Piper se enjugó las lágrimas, tratando de controlarse. Aquello era impropio de ella. Se suponía que era dura: una ladrona de coches curtida, el azote de los colegios privados de Los Ángeles. Y allí estaba, llorando como un bebé.
—¿Cómo sabes a lo que me enfrento?
Rachel se encogió de hombros.
—Sé que es una decisión difícil, y que no tienes muchas opciones. Como te dije, a veces tengo corazonadas. Pero te van a reconocer en la fogata. Estoy prácticamente segura. Cuando sepas quién es tu madre, puede que las cosas se vean más claras.
Más claras, pensó Piper. No necesariamente mejores.
Se incorporó en la cama. Le dolía la frente como si le hubieran clavado una punta entre los ojos. «No hay forma de recuperar a tu madre», le había dicho su padre. Pero, al parecer, esa noche su madre podría reconocerla. Por primera vez, Piper no estaba segura de desearlo.
—Espero que sea Atenea.
Alzó la vista, con miedo a que Rachel se burlara de ella, pero el oráculo se limitó a sonreír.
—Lo entiendo perfectamente, Piper. ¿Quieres que te diga la verdad? Creo que Annabeth espera lo mismo. Os parecéis mucho.

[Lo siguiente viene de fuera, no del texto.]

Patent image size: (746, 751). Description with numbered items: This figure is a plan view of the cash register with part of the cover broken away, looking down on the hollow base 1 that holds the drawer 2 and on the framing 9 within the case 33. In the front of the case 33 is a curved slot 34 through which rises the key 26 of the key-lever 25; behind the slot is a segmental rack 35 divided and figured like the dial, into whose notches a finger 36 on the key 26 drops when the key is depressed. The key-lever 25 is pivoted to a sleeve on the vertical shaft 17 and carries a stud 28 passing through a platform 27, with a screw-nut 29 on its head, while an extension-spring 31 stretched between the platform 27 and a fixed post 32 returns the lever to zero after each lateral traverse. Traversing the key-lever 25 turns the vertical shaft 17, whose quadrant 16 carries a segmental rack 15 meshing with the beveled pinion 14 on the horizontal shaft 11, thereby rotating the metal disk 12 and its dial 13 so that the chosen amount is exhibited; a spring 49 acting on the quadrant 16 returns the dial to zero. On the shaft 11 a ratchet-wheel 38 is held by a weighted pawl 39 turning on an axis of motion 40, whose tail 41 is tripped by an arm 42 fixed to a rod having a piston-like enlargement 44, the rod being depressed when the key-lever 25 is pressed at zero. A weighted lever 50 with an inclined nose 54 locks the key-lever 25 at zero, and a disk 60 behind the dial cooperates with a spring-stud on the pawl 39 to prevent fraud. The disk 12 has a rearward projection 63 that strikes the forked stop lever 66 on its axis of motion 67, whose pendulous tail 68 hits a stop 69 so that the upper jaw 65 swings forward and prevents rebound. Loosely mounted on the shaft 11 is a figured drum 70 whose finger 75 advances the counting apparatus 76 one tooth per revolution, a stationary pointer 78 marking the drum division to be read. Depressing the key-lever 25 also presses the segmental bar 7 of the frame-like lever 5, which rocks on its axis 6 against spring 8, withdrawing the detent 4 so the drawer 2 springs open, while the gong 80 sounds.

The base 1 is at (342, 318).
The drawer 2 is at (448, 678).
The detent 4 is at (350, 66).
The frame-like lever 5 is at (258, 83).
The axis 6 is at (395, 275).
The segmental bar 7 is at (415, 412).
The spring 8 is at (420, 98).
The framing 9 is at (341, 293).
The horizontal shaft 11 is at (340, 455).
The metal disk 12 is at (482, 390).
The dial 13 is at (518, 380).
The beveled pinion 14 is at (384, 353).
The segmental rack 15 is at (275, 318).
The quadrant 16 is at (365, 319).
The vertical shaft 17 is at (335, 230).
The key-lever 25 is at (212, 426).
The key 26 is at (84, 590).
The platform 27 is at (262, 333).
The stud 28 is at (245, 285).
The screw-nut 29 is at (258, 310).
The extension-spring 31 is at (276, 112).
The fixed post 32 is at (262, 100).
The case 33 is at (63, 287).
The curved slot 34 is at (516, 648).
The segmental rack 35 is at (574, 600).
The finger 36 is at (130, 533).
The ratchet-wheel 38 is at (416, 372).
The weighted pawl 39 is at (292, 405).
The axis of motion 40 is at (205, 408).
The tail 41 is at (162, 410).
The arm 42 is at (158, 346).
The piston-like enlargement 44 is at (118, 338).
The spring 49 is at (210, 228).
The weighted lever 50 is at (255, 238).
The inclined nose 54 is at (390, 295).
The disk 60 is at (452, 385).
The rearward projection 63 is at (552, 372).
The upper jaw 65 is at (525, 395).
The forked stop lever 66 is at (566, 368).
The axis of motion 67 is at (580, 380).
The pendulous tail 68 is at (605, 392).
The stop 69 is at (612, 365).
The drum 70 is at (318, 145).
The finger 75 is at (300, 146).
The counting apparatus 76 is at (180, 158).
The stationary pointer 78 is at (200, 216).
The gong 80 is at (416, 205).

La comparación hizo que Piper se sintiera todavía más culpable.
—¿Otra corazonada? No sabes nada de mí.
—Te sorprenderías.
—Solo lo dices porque eres un oráculo, ¿verdad? Se supone que tenéis que parecer misteriosos.
Rachel se echó a reír.
—No reveles mis secretos, Piper. Y no te preocupes. Las cosas se solucionarán…, solo que tal vez no como tú crees.
—Eso no me hace sentir mejor.
En algún lugar a lo lejos sonó una caracola. Argus gruñó y abrió la puerta.
—¿La cena? —aventuró Piper.
—Has estado durmiendo mientras cenábamos —dijo Rachel—. Es la hora de la fogata. Vamos a averiguar quién eres.